To establish a lung metastasis model of breast cancer, 100 μL of 4T1-Luc cell suspension was intravenously injected into each mouse. Three days post-inoculation, mice were allocated into five groups and treated with PBS, DOX, DOX+aPD1, DOX+EMVs@SS-Toy, and DOX+aPD1+EMVs@SS-Toy. Treatments were administered one day after the first DOX dose (2.5 mg/kg, i.v.), including PBS, DOX, DOX+aPD1, DOX+EMVs@SS-Toy, and DOX+aPD1+EMVs@SS-Toy (aPD1: 50 μg/mouse, i.v.; Toy: 1 mg/kg, i.v.), every other day for a total of three administrations. On day 11 post-tumor inoculation, mice were euthanized, and lung tissues were excised for fluorescence imaging and metastatic nodule counting. H&E staining was performed on lung and hilar LNs’ tissues to assess pathology. Survival assessment was conducted after different treatment regimens.

Lung sections were stained overnight at 4 °C with antibodies against CD8, CD11c, MHC I, and Foxp3, followed by incubation with respective secondary antibodies at room temperature for 30 min. DAPI staining was conducted in dark and analyzed with CLSM.

The orbital blood of mice was collected prior to euthanasia, with serum isolated via centrifugation (1500 g, 10 min). Memory T cells were identified using anti-CD3-Percp, anti-CD44-PE, anti-CD8-FITC, and anti-CD62L-APC/Cy7 at 4 °C. Serum cytokine levels (IL-6, IL-1β, IFN-γ, IL-12, TNF-α and IL-10) were quantified using ELISA kits.

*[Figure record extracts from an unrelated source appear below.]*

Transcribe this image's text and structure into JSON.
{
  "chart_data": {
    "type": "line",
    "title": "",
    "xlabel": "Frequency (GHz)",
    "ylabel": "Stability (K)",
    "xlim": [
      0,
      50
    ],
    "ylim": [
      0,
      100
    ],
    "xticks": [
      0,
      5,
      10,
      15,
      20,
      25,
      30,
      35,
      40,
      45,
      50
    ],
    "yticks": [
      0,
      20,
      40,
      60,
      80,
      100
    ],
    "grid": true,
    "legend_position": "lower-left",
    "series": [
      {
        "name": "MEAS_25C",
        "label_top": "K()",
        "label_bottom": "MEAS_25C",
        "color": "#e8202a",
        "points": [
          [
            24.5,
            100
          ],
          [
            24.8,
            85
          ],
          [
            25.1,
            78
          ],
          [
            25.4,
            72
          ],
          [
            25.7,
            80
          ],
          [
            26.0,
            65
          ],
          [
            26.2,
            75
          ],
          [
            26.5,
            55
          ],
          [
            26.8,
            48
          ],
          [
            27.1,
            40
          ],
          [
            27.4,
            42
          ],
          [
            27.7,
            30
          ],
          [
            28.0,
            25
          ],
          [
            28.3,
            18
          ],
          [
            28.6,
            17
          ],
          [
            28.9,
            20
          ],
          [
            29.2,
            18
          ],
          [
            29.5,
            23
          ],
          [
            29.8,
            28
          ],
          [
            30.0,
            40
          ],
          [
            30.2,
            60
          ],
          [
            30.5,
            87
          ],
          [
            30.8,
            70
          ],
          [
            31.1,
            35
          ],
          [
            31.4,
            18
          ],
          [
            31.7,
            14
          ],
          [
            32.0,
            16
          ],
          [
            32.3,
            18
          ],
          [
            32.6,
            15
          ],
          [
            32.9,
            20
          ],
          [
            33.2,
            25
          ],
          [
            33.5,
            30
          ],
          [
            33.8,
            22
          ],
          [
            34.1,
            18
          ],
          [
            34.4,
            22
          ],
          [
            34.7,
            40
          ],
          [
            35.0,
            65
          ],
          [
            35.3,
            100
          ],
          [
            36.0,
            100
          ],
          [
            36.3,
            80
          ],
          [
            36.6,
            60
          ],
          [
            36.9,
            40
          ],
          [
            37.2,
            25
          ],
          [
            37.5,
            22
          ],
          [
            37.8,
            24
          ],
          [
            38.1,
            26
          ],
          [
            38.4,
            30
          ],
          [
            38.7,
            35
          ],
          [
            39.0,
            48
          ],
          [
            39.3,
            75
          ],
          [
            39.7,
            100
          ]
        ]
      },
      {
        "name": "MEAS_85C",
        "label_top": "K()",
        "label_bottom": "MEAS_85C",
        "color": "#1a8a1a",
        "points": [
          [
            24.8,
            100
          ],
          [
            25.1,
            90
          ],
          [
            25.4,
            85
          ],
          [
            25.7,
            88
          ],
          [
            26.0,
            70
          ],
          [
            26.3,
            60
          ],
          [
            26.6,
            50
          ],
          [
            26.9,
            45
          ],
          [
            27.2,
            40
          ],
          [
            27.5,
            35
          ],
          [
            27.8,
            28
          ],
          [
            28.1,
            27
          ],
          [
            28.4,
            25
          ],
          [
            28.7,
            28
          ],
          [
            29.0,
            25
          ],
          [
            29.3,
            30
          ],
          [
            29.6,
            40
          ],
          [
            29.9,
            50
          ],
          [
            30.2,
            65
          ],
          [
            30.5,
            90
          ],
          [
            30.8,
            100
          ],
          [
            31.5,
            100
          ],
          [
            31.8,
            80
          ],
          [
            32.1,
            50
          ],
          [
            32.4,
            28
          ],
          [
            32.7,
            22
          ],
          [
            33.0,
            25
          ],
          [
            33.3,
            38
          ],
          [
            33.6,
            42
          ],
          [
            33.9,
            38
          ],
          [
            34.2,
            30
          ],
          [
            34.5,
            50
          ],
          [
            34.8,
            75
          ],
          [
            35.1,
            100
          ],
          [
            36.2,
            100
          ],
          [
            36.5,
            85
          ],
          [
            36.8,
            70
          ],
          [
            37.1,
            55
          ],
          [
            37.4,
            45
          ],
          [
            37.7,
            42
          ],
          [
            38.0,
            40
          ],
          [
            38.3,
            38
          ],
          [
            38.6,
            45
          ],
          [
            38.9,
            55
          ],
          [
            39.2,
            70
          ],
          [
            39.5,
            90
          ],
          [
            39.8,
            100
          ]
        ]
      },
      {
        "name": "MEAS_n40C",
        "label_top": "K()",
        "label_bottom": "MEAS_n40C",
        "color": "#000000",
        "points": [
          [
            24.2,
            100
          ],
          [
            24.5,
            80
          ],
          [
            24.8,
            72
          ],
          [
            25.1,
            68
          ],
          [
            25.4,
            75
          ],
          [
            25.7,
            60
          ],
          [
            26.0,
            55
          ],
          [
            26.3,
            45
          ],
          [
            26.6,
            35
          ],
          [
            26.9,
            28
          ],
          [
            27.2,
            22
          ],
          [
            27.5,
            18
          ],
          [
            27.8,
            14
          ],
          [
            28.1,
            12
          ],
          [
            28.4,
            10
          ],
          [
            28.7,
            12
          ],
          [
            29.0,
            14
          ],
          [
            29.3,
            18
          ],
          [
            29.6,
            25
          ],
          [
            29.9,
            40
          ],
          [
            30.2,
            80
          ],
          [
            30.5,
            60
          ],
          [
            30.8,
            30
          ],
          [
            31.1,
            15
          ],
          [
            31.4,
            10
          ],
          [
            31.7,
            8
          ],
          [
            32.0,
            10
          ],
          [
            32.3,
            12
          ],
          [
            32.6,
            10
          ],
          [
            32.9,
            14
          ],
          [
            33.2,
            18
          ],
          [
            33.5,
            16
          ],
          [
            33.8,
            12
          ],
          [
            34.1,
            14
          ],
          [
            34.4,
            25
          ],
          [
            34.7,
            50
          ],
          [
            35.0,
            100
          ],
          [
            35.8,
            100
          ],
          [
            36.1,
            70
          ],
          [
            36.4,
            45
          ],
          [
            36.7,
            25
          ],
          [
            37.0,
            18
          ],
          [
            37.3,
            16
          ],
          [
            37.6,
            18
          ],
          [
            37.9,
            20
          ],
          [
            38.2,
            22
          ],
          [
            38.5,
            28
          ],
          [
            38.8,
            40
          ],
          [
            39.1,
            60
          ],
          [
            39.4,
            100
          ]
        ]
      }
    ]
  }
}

Statistics & Reproducibility

Statistical analysis was analyzed using Excel 2021, SPSS version 26.0, R software version 4.2.1, and GraphPad Prism 8.0. Data are presented as means ± SD. Kaplan-Meier curves and log-rank tests were used to compare OS among the LNs’ status. The student’s T-test (two-tailed) and one-way analysis of variance (ANOVA) were used to analyze the comparison between groups. All experiments were repeated at least 3 times, and representative results shown in the figures are consistent across replicates. A P value < 0.05 was considered statistically significant. The levels of significance were set at the probability of *P < 0.05, **P < 0.01, ***P< 0.001 and ****P < 0.0001.

Reporting summary

Further information on research design is available in the Nature Portfolio Reporting Summary linked to this article.